Hi, I’m running Influxdb as a docker container on a Amazon Linux ami 4.9.20-11.31.amzn1.x86_64 having 4GB memory and 2 cpu t2.medium instance. I’m using Influxdb as remote read and write db for Prometheus. I’m a new to influxdb and using it for last 5 days. First 3 days there was no issue but from the 4th day i’m facing the below issue. Please help.
Error message:
fatal error: runtime: out of memory
Thank you for looking into the issue. As per your advise, I will look into the h/w sizing guidelines.
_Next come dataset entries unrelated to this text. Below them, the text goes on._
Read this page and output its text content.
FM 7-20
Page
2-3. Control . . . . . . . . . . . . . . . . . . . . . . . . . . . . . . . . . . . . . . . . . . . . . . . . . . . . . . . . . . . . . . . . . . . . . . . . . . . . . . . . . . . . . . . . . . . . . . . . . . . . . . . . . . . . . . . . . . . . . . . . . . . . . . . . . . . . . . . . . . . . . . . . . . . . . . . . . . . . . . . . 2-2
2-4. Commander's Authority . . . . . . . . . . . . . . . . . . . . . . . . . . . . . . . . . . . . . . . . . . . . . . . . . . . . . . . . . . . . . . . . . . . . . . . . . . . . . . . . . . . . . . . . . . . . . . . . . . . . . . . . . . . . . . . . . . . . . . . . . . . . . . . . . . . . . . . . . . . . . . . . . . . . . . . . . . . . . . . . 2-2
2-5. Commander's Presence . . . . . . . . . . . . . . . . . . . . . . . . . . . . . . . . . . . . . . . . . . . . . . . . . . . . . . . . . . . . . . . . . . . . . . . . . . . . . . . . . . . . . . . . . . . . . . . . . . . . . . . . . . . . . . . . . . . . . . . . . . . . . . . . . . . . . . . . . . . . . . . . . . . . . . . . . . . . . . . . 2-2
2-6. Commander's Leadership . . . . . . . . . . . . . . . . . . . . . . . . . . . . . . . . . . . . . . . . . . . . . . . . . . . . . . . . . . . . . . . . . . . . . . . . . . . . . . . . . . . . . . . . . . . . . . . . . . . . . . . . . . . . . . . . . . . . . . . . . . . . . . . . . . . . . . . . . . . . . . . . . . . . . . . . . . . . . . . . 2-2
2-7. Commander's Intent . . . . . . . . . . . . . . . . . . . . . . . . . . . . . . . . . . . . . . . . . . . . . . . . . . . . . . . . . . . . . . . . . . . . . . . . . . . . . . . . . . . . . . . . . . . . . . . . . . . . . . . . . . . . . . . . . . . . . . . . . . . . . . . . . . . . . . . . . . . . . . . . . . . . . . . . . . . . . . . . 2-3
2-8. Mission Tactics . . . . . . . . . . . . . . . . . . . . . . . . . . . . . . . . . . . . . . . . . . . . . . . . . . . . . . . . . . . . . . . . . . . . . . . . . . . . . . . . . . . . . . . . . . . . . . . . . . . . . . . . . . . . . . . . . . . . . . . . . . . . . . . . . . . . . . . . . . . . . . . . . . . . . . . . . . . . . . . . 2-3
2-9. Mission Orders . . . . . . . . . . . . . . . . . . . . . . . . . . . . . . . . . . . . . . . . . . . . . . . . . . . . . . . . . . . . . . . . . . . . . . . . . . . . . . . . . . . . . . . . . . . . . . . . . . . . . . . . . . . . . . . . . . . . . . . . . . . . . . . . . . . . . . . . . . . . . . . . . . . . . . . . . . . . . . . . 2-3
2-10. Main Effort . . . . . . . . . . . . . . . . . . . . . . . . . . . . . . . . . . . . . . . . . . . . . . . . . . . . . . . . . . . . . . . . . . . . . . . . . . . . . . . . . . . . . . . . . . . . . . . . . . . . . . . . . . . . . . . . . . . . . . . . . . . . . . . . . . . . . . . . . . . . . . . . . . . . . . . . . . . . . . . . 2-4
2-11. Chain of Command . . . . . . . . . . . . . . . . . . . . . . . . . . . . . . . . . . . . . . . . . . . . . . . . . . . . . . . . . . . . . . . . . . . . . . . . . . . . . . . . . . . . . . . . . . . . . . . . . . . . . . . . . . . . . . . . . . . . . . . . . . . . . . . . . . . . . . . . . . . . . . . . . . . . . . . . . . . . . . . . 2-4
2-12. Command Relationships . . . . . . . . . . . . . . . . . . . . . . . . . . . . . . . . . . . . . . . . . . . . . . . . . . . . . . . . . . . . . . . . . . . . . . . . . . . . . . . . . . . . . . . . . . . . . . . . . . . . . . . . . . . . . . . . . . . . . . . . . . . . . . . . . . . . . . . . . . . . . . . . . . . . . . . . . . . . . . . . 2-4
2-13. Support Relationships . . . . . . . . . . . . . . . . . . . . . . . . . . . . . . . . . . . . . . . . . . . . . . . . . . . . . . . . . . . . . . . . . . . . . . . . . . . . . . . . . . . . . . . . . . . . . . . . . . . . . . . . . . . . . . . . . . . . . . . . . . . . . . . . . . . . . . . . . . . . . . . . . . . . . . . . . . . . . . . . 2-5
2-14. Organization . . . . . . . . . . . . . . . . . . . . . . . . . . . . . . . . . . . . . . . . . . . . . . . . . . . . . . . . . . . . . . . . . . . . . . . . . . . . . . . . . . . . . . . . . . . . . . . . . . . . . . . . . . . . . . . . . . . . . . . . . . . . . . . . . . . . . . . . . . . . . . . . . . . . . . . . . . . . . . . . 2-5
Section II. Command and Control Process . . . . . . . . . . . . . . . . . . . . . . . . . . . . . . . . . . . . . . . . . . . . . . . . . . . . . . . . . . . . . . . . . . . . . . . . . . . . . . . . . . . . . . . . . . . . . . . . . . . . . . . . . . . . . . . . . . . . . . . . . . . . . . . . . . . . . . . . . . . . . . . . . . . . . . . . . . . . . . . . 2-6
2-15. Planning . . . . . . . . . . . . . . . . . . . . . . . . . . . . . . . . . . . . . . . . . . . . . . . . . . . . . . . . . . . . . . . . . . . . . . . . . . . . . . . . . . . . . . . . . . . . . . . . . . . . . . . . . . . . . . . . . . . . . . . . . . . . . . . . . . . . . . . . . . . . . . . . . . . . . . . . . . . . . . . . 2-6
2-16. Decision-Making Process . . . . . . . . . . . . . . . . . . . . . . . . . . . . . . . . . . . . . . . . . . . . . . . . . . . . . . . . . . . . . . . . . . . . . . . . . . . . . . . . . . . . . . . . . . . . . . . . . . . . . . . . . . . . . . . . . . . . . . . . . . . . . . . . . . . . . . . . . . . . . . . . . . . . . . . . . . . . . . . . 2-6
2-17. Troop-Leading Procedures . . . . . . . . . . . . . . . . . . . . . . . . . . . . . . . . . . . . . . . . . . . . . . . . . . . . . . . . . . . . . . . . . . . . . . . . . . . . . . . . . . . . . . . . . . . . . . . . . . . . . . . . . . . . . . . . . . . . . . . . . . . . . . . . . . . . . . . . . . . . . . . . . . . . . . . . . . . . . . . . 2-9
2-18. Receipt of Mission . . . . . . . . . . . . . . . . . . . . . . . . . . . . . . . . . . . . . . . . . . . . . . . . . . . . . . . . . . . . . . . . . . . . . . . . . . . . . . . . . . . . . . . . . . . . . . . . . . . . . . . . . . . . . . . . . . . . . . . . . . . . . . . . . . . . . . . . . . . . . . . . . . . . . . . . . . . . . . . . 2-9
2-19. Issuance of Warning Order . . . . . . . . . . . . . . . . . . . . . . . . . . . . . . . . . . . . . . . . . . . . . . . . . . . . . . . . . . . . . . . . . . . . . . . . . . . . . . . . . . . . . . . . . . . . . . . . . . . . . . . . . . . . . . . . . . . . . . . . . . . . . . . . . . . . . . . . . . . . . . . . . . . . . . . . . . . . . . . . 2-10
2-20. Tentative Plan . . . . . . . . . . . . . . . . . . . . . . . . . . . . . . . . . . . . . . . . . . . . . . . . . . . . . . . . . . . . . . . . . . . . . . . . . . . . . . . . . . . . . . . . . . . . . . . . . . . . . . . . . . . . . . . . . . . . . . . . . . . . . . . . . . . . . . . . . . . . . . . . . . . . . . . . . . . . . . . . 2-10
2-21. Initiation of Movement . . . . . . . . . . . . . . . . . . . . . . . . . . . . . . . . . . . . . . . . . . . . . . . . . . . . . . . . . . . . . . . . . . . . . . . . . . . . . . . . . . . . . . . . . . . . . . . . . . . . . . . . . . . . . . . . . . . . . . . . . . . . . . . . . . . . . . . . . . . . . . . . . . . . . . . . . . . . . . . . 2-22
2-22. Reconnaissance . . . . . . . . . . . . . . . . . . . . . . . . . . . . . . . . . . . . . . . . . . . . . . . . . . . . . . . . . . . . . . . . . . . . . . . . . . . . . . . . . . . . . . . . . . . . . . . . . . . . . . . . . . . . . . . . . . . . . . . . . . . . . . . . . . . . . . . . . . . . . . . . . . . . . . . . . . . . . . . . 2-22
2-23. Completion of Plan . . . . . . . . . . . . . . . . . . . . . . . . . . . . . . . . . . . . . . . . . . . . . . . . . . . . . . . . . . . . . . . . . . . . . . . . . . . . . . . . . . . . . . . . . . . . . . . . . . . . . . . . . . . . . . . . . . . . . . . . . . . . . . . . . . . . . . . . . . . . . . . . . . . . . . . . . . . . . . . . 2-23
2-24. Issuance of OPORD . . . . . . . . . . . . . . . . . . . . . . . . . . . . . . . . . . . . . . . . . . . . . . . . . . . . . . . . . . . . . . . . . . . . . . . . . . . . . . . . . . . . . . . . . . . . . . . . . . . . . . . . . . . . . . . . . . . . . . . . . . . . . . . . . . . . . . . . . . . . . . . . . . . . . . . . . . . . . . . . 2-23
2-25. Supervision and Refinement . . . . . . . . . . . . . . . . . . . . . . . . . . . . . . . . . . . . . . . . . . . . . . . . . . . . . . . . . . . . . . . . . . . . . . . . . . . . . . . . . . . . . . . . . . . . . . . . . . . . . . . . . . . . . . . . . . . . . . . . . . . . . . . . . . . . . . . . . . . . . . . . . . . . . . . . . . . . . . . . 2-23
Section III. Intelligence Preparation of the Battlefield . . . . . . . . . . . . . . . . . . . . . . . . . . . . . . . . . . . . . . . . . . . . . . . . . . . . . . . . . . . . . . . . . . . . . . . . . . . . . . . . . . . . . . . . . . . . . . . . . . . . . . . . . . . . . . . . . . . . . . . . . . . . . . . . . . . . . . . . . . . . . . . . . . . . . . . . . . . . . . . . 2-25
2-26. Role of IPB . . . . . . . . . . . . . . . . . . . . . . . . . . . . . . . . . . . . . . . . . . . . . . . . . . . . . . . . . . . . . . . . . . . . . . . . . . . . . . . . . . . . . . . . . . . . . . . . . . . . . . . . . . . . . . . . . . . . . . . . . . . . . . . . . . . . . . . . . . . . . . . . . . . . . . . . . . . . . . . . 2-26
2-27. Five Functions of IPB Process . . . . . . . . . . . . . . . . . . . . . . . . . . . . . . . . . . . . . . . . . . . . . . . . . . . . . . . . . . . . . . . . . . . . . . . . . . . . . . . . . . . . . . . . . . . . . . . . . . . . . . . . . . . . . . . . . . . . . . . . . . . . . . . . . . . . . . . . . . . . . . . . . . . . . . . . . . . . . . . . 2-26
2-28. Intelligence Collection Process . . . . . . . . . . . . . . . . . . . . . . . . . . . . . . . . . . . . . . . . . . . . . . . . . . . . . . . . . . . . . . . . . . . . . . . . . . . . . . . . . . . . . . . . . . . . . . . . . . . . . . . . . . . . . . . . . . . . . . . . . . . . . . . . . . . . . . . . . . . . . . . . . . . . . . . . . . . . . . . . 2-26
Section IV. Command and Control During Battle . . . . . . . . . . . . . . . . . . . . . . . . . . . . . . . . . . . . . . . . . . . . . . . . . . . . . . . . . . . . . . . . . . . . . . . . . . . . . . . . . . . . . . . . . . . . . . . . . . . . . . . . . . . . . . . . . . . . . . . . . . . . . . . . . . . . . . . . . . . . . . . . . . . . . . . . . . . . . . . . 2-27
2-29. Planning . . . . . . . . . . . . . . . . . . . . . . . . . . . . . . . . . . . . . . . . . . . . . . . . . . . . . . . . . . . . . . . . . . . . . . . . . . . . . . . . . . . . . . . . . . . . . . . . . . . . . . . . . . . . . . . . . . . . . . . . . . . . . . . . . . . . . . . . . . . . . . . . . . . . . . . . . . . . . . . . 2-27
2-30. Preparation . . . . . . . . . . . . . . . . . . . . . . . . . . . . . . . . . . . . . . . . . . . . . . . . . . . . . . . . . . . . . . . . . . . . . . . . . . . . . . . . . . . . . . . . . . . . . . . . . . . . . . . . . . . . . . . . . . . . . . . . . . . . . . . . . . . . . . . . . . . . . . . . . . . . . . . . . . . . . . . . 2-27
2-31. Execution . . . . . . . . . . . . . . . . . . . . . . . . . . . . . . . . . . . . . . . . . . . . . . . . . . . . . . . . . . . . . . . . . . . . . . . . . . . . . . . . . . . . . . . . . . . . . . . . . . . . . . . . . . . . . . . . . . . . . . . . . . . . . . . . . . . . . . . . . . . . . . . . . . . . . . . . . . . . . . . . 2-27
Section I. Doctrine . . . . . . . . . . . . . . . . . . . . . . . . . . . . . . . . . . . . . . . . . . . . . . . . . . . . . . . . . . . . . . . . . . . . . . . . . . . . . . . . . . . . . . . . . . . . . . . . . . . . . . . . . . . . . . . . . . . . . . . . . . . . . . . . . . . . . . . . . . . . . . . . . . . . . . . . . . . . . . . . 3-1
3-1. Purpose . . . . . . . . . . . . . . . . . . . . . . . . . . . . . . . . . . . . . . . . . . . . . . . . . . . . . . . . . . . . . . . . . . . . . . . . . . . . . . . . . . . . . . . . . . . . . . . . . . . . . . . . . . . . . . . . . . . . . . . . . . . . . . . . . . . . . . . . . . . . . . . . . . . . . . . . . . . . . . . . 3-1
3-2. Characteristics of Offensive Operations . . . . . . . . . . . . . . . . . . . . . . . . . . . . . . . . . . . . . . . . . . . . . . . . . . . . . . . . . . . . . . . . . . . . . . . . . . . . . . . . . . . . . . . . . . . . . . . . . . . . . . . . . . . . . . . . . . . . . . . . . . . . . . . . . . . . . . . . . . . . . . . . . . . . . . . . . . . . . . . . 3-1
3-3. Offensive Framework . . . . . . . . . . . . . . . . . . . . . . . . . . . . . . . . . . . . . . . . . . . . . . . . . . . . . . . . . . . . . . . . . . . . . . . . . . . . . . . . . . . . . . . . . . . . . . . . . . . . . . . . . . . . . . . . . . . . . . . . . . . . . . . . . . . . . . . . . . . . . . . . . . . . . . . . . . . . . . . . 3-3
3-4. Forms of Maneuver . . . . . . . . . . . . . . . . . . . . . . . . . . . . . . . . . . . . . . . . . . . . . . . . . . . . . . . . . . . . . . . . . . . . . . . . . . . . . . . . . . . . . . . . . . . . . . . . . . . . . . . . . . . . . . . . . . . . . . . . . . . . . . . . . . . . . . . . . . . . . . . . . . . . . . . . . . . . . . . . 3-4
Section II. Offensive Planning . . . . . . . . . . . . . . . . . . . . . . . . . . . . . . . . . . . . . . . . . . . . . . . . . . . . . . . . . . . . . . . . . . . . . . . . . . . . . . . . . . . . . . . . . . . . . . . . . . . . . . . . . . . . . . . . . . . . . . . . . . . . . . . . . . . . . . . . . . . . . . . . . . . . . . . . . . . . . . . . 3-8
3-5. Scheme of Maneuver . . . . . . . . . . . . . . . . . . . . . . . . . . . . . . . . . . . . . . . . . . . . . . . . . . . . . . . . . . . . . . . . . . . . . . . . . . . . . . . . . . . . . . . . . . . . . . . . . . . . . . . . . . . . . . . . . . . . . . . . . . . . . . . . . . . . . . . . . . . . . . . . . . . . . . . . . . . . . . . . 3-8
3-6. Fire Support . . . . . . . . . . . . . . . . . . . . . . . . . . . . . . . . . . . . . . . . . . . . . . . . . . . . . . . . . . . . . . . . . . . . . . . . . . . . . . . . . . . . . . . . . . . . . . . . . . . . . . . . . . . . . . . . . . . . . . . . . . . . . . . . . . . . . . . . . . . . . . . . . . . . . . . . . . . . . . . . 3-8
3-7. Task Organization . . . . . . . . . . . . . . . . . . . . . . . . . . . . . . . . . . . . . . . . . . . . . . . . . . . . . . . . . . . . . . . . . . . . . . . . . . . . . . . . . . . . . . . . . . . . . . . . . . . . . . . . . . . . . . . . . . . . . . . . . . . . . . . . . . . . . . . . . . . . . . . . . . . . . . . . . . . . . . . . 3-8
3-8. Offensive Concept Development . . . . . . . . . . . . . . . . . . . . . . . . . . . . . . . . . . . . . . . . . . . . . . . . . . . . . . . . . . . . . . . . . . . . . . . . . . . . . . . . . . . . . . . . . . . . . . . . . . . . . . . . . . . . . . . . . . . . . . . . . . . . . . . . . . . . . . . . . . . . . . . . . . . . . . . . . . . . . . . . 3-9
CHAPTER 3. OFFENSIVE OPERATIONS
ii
Just to let you know, last few days I was testing the db after removing the remote read and write option from prometheus. Basically no new data was being written to the db and no read queries happening. Still influxdb was going down every 1-2 mins with the error “running out memory”. After I added 6GB of swap space, it became stable and running for last 15hrs without going down.
Today again I enabled the remote read/write option in prometheus and withing few minutes the db crashed due to " fatal error: runtime: out of memory".
Sonia, is there any query/doc through which I can find out the following details:
Number of fields written per second
Number of queries per second
3 Number of unique [series].
Hi, my prototyping and testing with InfluxDB was stopped for a few months, (but I will start again in days for a real system), but I experienced some problem with memory management too, and I didn’t succeed in obtaining deterministic informations about these.
(Check my post: Memory usage forever growing with INF RP? )
I can tell you to check both: your DB structure and Retention Policies.
In my understanding, memory management is always slowly increasing due to indexes partially in RAM (to make querying faster), but the “big steps” in memory needs are due to:
new Series (keep in mind that not only a new Measurement is a new Serie, but also a new value used for the first time for a Tag, so if you have Tags with several values…they should be turned into Fields.
creation of new shards of data due to Retention Policies (something will be replicated, so the same “samples” stored with a retention policy of 2 days will consume more memory than if stored with a retention policy of 2 weeks. So…use a long retention period, or a short one, but move old data elsewhere as soon as possible …and delete them from the machine that is collecting new data .
Hi Sumit, are you using Chronograf? If so, you should be able to see an InfluxDB dashboard that monitors queries and writes. You can see it if you navigate to Host List then click influxdb in the telegraf host listed
Hey Sumit, no problem. Try running this curl command and look for pointsWrittenOK to see the number of points written if you’re running locally (the endpoint corresponds to http://influxdb:8086/debug/vars): curl http://localhost:8086/debug/vars
There is a lot of other information in that JSON blob that may prove useful to you.
Another ask would be if you are using TSI or TSM. The default is TSM and can increase the memory requirements for InfluxDB to run. If you are running out of memory, consider migrating to TSI.